- Developer: Krisalis Software
- Publisher: Lego Media
- Platform: Microsoft Windows
- Release: NA: 1 May 2000;
- Genre: Construction and management simulation
- Mode: Single-player

= Legoland (video game) =

2000 video game

Legoland is a Legoland-themed construction and management simulation video game released for Microsoft Windows on 1 May 2000. It shares many aspects with the RollerCoaster Tycoon series (a similar series of games with an identical premise) but with a more simplistic and child-friendly gameplay style. The voicework is provided by Justin Fletcher.

==Gameplay==

A screenshot of in-game action

=== Story Mode ===
In Story Mode, the player begins by completing five tutorial levels to learn the gameplay mechanics, followed by ten Miniland levels to rebuild the Park. Upon completing the game, the player receives a printable certificate as a reward. Story Mode also includes cutscenes depicting Professor Voltage traveling back in time, discovering new buildings, rides, and park themes, and using his Duplicator Ray to collect hologram-like copies of them.

=== Free Play Mode ===
In Free Play Mode, the player can create their own Legoland park without any objectives or limitations on money or time, but can only use sets they have unlocked up to that point and with a limit on the number of rides, decorations, and restaurants that can be placed. Completing the game in Story Mode gives the player access to all unlockables in Free Play Mode.

==Development==
Legoland was developed by a small team of six people, with three artists and three programmers. The game was initially planned to receive a PlayStation version, alongside PC, but the PlayStation port was canceled, as the system was not powerful enough to handle the graphics.

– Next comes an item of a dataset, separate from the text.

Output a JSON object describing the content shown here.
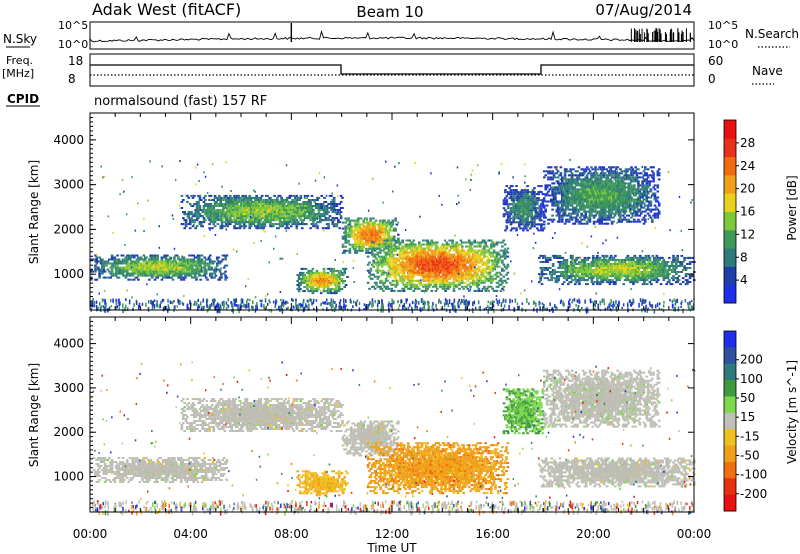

Minigames were considered for the game; however, only two were ever designed. One was a Wild West game like Frogger, and the other was a jungle game similar to River Raid. Both were cut because there wasn't enough time to finish them.

The minifigures in the game were rendered in real time, while the backgrounds and buildings were pre-rendered. The developers initially planned to use pre-rendered characters as well, but this caused animation issues on rides that moved upside down.

==Reception==
Legoland received favorable reviews, earning a score of 80.5% at rating site GameRankings, based on two reviews.